2/2/09 – Heritage – Paris – The Comité Français d’Histoire de l’Art voted unanimously against the project for the reconstruction of the Tuileries during its General Assembly held on 17 January 2009. The motion adopted by the Assembly was as follows :
“The members of the Comité Français d’Histoire de l’Art, representing the community of French art historians, having convened for their annual general assembly on 17 January 2009, examined the reconstruction project for the château des Tuileries. After a debate, they unanimously adopted the following motion :
° The Committee points out that it is impossible to attempt to restitute the château des Tuileries to its state at the moment of the fire of 1871. The Flore and Marsan pavilions, at each end of the château, have been in fact entirely reconstructed since then, and according to completely different drawings and plans from its state under the Second Empire for the second. Furthermore, in order to link them again to the central structure, the lateral façades would have to be eliminated, themselves now listed as historical monuments.

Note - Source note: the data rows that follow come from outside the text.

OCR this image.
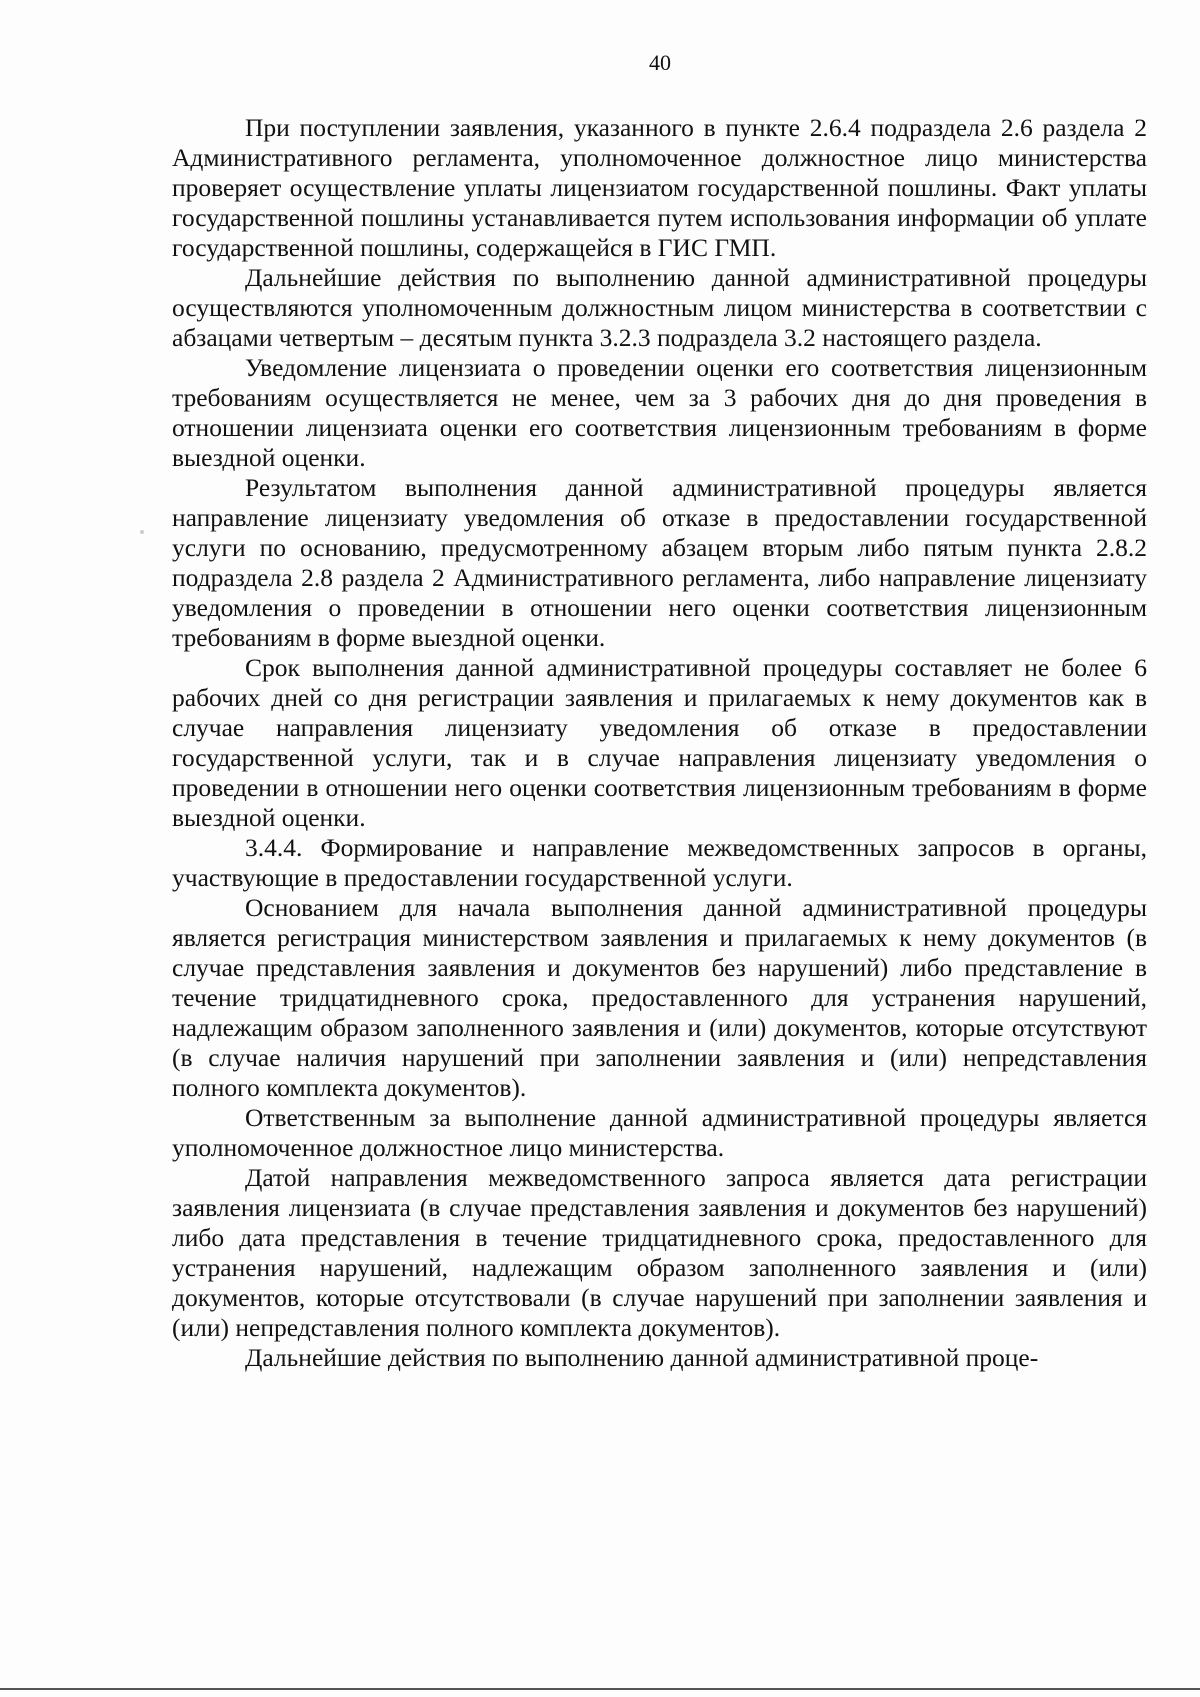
40

При поступлении заявления, указанного в пункте 2.6.4 подраздела 2.6 раздела 2 Административного регламента, уполномоченное должностное лицо министерства проверяет осуществление уплаты лицензиатом государственной пошлины. Факт уплаты государственной пошлины устанавливается путем использования информации об уплате государственной пошлины, содержащейся в ГИС ГМП.

Дальнейшие действия по выполнению данной административной процедуры осуществляются уполномоченным должностным лицом министерства в соответствии с абзацами четвертым – десятым пункта 3.2.3 подраздела 3.2 настоящего раздела.

Уведомление лицензиата о проведении оценки его соответствия лицензионным требованиям осуществляется не менее, чем за 3 рабочих дня до дня проведения в отношении лицензиата оценки его соответствия лицензионным требованиям в форме выездной оценки.

Результатом выполнения данной административной процедуры является направление лицензиату уведомления об отказе в предоставлении государственной услуги по основанию, предусмотренному абзацем вторым либо пятым пункта 2.8.2 подраздела 2.8 раздела 2 Административного регламента, либо направление лицензиату уведомления о проведении в отношении него оценки соответствия лицензионным требованиям в форме выездной оценки.

Срок выполнения данной административной процедуры составляет не более 6 рабочих дней со дня регистрации заявления и прилагаемых к нему документов как в случае направления лицензиату уведомления об отказе в предоставлении государственной услуги, так и в случае направления лицензиату уведомления о проведении в отношении него оценки соответствия лицензионным требованиям в форме выездной оценки.

3.4.4. Формирование и направление межведомственных запросов в органы, участвующие в предоставлении государственной услуги.

Основанием для начала выполнения данной административной процедуры является регистрация министерством заявления и прилагаемых к нему документов (в случае представления заявления и документов без нарушений) либо представление в течение тридцатидневного срока, предоставленного для устранения нарушений, надлежащим образом заполненного заявления и (или) документов, которые отсутствуют (в случае наличия нарушений при заполнении заявления и (или) непредставления полного комплекта документов).

Ответственным за выполнение данной административной процедуры является уполномоченное должностное лицо министерства.

Датой направления межведомственного запроса является дата регистрации заявления лицензиата (в случае представления заявления и документов без нарушений) либо дата представления в течение тридцатидневного срока, предоставленного для устранения нарушений, надлежащим образом заполненного заявления и (или) документов, которые отсутствовали (в случае нарушений при заполнении заявления и (или) непредставления полного комплекта документов).

Дальнейшие действия по выполнению данной административной проце-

° The Committee then underscores the fact that it would be absurd to insert a copy, approximate by nature, on a palatial ensemble, that of the Louvre, which benefits from the very rare historical privilege of an assembly of elements corresponding to different periods but which are all original and authentic, from the Lescot façade to the Peï Pyramid.
° The Committee is amazed that such a project does not take into account the lapse of time and its consequences. More than one hundred twenty-five years have passed since the government of the Third Republic decided to do away with the ruins of the château. The immense open space created by this decision is now part of the Parisian landscape. It has influenced 20th century urban planning in a decisive way, notably in the development of the main perspective, which now goes from the Peï Pyramid to the Arche de la Défense. This is an essential component of the capital’s heritage, appreciated by the public and universally acknowledged.

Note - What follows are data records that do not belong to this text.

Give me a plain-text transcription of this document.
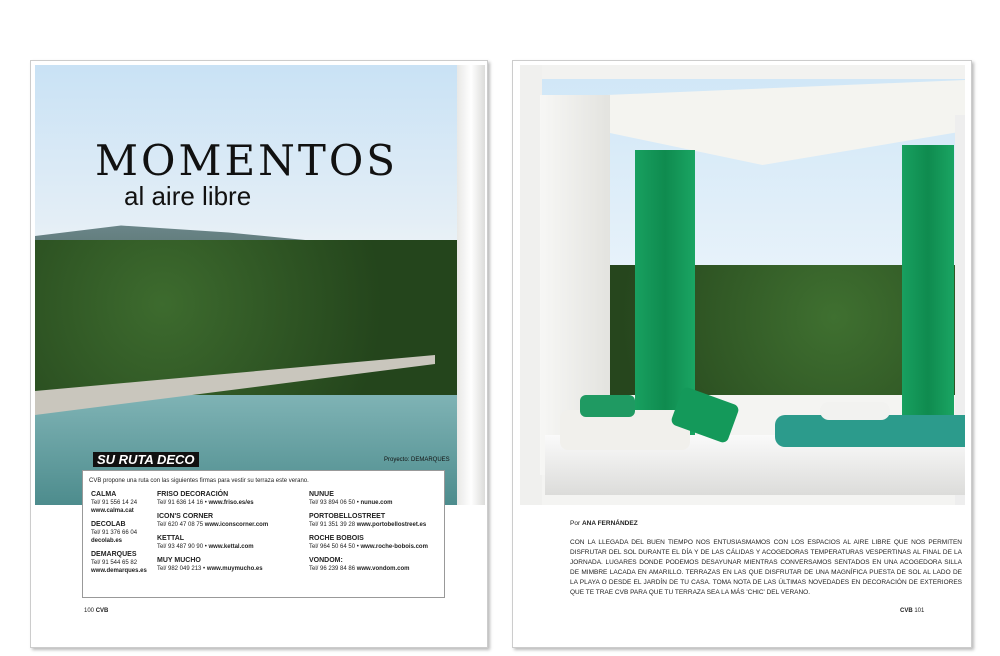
MOMENTOS
al aire libre
Proyecto: DEMARQUES
SU RUTA DECO
CVB propone una ruta con las siguientes firmas para vestir su terraza este verano.
CALMA
Tel/ 91 556 14 24
www.calma.cat
DECOLAB
Tel/ 91 376 66 04
decolab.es
DEMARQUES
Tel/ 91 544 65 82
www.demarques.es
FRISO DECORACIÓN
Tel/ 91 636 14 16 • www.friso.es/es
ICON'S CORNER
Tel/ 620 47 08 75 www.iconscorner.com
KETTAL
Tel/ 93 487 90 90 • www.kettal.com
MUY MUCHO
Tel/ 982 049 213 • www.muymucho.es
NUNUE
Tel/ 93 894 06 50 • nunue.com
PORTOBELLOSTREET
Tel/ 91 351 39 28 www.portobellostreet.es
ROCHE BOBOIS
Tel/ 964 50 64 50 • www.roche-bobois.com
VONDOM:
Tel/ 96 239 84 86 www.vondom.com
100 CVB
Por ANA FERNÁNDEZ
CON LA LLEGADA DEL BUEN TIEMPO NOS ENTUSIASMAMOS CON LOS ESPACIOS AL AIRE LIBRE QUE NOS PERMITEN DISFRUTAR DEL SOL DURANTE EL DÍA Y DE LAS CÁLIDAS Y ACOGEDORAS TEMPERATURAS VESPERTINAS AL FINAL DE LA JORNADA. LUGARES DONDE PODEMOS DESAYUNAR MIENTRAS CONVERSAMOS SENTADOS EN UNA ACOGEDORA SILLA DE MIMBRE LACADA EN AMARILLO. TERRAZAS EN LAS QUE DISFRUTAR DE UNA MAGNÍFICA PUESTA DE SOL AL LADO DE LA PLAYA O DESDE EL JARDÍN DE TU CASA. TOMA NOTA DE LAS ÚLTIMAS NOVEDADES EN DECORACIÓN DE EXTERIORES QUE TE TRAE CVB PARA QUE TU TERRAZA SEA LA MÁS 'CHIC' DEL VERANO.
CVB 101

° Finally, the Committee regrets, at a time when so many famous historical monuments, still standing today, require urgent intervention that such a plan, implying the irresponsible misappropriation of talent, time and financial means towards such a debatable project, might be put forward. The claim that it could be carried out without public financing is false. However, the underlying objectives of possible private investors in such a location at the heart of the capital, is clear to everyone.
For these reasons, the Comité Français d’Histoire de l’Art proclaims its complete and unanimous opposition to the project for the reconstruction of the château des Tuileries.”